Со временем фаллические игры магического характера во время погребения стали развлечением, либо пройдя, либо не пройдя перед этим этап немотивированных магических действий. Превратившись в игры, они пополнились новыми сценами и деталями, также носящими эротический характер (в духе грубых оскорблений, которыми обмениваются и баба), но не имевшими уже ничего общего с магическими действиями. Позже к этим разнообразным эротическим играм (иногда в форме магических действий) добавились игры, вообще никогда не обладавшие магическим смыслом. Именно к этому типу игр относится, например, очень распространенная на св?чінях забава, называемая колодез:

«Они берут палку. У них есть „староста“, который спрашивает: „Ты что делаешь?“ Молодой человек отвечает: „Я рою колодец“. „Староста“ спрашивает вновь: „Какой латки (глубины)?“ Парень отвечает. „Староста“ спрашивает: „И когда ты его выкопаешь?“ Молодой человек говорит: „Когда эта девушка поцелует меня!“ — и зовет девушку. Поцеловав юношу, та забирает у него палку и начинает копать. „Староста“ спрашивает: „Ты что роешь?“ Она отвечает „колодец“ или же мочіло [яма с водой, где мочат коноплю, из которой крестьяне делают себе рубахи]. „Староста“ опять спрашивает: „Когда закончишь?“ Девушка отвечает: „Когда Иван или Василий поцелуют меня“. И они продолжают свою работу».[915]

А вот еще некоторые игры из того же ряда.

Игра в ложкулижкоў).[916] — «Парни, каждый с девушкой, попарно рассаживаются в кружок. Девушка обходит круг и обращается к одному из парней: „Ты отпустишь девушку?“ Тот отвечает: „Нет“. Тогда она ударяет его по руке ложкой. Парень говорит: „Я ее отпускаю“. После этого он должен поцеловать ту, которая сидит рядом с ним. Та уходит, а обходившая круг садится к нему».

Игра в нитки (нiточки). — «Девушки сидят с одной стороны, парни — с другой. Один берет нитки и, держа их за середину, раздает по концу нитки каждому парню и каждой девушке. Парень, который раздает нитки, и сам берет конец. Раздавая их, он не знает, какой парень и какая девушка будут держать концы одной и той же нитки, поскольку нитки перепутаны в середине. Однако, распределив нитки, он отпускает пучок, и становится ясно, кто из играющих держится за концы одной и той же нитки. В этом случае девушка обязана поцеловать парня, держащего другой конец той же нитки. Игра возобновляется. Теперь парень должен поцеловать девушку, держащую ту же нитку, что и он».

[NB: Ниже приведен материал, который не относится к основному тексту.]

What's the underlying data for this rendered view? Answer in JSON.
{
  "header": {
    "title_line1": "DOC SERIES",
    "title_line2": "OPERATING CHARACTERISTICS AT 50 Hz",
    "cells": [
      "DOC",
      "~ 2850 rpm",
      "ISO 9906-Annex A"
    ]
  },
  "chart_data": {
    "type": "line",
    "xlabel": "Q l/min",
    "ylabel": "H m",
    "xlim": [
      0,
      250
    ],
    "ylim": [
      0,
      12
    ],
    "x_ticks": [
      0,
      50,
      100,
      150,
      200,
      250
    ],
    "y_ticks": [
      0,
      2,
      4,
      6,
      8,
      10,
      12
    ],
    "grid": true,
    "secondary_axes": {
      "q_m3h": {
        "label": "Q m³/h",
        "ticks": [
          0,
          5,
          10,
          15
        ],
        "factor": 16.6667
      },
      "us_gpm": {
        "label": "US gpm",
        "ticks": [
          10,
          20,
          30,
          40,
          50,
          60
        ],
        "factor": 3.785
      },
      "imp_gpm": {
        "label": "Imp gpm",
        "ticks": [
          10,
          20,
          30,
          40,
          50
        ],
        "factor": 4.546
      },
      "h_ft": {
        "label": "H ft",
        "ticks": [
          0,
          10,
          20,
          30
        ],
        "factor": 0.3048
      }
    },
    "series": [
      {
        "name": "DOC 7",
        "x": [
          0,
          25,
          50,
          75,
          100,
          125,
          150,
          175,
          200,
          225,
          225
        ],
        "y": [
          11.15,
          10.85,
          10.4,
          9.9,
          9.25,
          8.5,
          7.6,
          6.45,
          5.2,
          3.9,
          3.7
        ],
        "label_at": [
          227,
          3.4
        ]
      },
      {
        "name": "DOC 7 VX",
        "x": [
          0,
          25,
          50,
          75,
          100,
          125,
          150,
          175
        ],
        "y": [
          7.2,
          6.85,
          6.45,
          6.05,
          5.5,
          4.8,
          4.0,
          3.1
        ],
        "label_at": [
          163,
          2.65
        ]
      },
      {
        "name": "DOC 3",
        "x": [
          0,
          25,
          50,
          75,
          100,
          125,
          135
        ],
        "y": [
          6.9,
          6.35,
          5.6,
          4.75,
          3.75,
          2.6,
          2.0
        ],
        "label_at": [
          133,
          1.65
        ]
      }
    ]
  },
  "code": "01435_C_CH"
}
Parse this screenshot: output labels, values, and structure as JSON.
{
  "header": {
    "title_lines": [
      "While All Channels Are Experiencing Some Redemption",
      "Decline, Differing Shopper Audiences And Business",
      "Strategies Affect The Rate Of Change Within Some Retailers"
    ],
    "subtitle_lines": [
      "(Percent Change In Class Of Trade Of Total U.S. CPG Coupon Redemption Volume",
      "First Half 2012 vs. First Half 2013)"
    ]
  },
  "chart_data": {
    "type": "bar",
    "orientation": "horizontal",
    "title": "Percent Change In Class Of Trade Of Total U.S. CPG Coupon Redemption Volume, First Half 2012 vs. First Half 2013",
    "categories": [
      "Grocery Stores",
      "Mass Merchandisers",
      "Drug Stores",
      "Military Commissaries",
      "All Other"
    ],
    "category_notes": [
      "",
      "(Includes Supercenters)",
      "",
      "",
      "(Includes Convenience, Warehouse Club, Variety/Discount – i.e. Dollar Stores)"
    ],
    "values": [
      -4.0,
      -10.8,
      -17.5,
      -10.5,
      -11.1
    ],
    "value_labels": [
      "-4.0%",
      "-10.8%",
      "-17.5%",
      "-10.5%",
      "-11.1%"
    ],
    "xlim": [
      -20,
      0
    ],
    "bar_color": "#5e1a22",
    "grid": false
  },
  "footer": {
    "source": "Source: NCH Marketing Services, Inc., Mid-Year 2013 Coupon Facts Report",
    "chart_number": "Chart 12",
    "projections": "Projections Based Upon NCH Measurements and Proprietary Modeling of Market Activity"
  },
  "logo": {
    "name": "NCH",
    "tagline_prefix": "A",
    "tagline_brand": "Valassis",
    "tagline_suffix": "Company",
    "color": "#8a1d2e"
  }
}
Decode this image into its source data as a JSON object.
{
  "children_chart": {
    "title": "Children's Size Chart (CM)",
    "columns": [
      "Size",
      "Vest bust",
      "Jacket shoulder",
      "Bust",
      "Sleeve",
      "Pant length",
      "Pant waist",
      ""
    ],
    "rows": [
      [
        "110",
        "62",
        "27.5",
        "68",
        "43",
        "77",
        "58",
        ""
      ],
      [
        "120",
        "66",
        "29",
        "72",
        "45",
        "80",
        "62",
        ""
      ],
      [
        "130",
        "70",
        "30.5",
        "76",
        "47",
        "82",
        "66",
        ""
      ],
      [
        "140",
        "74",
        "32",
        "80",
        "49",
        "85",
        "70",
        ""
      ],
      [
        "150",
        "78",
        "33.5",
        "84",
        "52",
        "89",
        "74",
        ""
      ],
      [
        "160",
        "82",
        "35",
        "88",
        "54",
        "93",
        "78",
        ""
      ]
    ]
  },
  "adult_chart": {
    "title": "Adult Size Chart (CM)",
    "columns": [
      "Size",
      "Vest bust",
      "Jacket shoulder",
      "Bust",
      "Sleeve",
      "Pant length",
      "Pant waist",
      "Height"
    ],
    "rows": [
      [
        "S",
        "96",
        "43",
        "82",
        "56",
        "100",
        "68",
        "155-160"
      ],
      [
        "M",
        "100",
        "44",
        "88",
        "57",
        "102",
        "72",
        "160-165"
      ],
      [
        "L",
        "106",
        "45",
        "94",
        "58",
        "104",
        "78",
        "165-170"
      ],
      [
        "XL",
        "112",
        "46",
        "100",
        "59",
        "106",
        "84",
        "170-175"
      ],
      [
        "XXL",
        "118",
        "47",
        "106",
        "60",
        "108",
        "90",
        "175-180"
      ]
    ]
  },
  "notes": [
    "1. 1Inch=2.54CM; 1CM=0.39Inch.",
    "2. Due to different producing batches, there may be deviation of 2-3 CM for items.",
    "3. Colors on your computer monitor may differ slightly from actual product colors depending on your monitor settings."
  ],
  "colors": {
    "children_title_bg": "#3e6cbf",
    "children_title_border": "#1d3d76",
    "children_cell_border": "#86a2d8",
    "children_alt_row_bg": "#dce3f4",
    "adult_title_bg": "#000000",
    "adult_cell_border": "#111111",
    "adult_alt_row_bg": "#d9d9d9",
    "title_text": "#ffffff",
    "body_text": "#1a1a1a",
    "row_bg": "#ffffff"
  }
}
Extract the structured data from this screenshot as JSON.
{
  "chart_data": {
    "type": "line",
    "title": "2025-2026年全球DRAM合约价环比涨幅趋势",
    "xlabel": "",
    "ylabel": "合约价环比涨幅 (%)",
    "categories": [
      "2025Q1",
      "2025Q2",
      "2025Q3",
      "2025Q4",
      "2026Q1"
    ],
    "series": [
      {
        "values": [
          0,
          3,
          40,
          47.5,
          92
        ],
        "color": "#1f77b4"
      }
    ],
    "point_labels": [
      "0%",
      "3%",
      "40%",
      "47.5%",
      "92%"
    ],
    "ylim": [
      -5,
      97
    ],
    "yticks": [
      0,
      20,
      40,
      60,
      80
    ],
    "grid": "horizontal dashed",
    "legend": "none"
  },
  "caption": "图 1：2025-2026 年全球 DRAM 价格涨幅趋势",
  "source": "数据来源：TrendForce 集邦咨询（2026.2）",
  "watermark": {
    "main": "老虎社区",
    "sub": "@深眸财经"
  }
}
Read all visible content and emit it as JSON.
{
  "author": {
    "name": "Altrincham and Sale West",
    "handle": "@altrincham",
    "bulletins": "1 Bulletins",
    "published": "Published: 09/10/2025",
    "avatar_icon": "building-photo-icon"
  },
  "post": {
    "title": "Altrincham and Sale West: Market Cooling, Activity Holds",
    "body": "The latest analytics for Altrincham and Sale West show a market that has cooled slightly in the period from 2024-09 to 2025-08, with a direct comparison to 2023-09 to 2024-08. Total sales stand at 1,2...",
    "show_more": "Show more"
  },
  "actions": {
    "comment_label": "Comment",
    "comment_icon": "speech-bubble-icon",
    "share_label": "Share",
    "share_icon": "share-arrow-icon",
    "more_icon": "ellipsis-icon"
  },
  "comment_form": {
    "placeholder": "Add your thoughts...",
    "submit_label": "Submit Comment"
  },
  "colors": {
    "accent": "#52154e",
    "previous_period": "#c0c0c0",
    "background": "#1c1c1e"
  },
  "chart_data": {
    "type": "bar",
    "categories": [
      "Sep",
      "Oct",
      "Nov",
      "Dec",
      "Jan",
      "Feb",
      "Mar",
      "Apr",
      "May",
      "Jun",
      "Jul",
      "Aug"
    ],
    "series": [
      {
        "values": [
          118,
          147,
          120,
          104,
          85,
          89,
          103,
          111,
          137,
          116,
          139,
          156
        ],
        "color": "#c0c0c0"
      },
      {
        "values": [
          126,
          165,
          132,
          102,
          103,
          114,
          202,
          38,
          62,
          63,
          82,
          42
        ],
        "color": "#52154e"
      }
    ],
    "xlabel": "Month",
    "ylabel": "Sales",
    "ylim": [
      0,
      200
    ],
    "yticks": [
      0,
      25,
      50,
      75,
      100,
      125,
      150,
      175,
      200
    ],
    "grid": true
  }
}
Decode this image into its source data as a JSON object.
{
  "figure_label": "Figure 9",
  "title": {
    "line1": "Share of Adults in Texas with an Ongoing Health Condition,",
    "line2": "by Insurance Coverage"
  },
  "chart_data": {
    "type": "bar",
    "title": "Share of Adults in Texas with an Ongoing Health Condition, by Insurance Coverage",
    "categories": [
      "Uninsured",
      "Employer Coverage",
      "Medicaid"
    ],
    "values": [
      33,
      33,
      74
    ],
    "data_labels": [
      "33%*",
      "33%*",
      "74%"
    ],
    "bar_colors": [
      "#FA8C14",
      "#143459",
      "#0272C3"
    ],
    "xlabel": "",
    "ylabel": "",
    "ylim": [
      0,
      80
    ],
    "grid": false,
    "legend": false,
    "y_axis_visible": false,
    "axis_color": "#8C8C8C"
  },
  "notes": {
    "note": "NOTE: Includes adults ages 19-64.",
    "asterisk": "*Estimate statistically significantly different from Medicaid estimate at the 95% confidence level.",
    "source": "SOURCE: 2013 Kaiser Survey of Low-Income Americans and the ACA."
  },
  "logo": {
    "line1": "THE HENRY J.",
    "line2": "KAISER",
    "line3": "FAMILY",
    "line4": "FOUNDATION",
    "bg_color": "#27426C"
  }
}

Игра в лучинки (скіпки).[917] — «Парни и девушки сидят кружком. Зажигают лучину, и все поочередно передают ее друг другу по кругу: девушка — парень — девушка — парень. Если лучина гаснет в руках девушки, она должна поцеловать всех парней; если гаснет в руках парня, он должен поцеловать всех девушек».

Изучив множество игр на св?чінях, мы можем в определенной мере объяснить неуместный на первый взгляд характер этих игр в данных обстоятельствах:

1) игры, имеющие характер пародии, имитирующие похоронные обряды и др., могут быть объяснены наличием у крестьян Закарпатья особого и иного, нежели у нас, понимания пародии;

2) некоторые игры на св?чінях когда-то имели характер магического действия и, даже превратившись сегодня в развлечения, тем не менее сохранили такой же обязательный характер, как магические действия;

3) возможно, все забавы на св?чінях исходят в своей основе из идеи, что на похоронах нельзя быть печальным, а следует быть веселым, либо потому, что горе причинит вред покойнику,[918] либо потому, что веселье считается средством защиты от неблагоприятного воздействия покойника;[919]

4) и наконец, возможно, все эти забавы преследовали цель доставить удовольствие покойнику в последние дни его пребывания в своем доме.[920]

Мы полагаем возможным и необходимым допускать вариантные объяснения игр на св?чінях, и прежде всего потому, что они являются совокупностью игр, созданных в разные эпохи, а также потому, что даже сегодня существует множество толковании похоронных обрядов и магических действий. Чаще всего мы встречаем две категории объяснений: в одном случае в магических действиях видят средства защиты от губительного влияния покойника, в другом — попытки доставить мертвому удовольствие и выказать ему максимум внимания и заботы.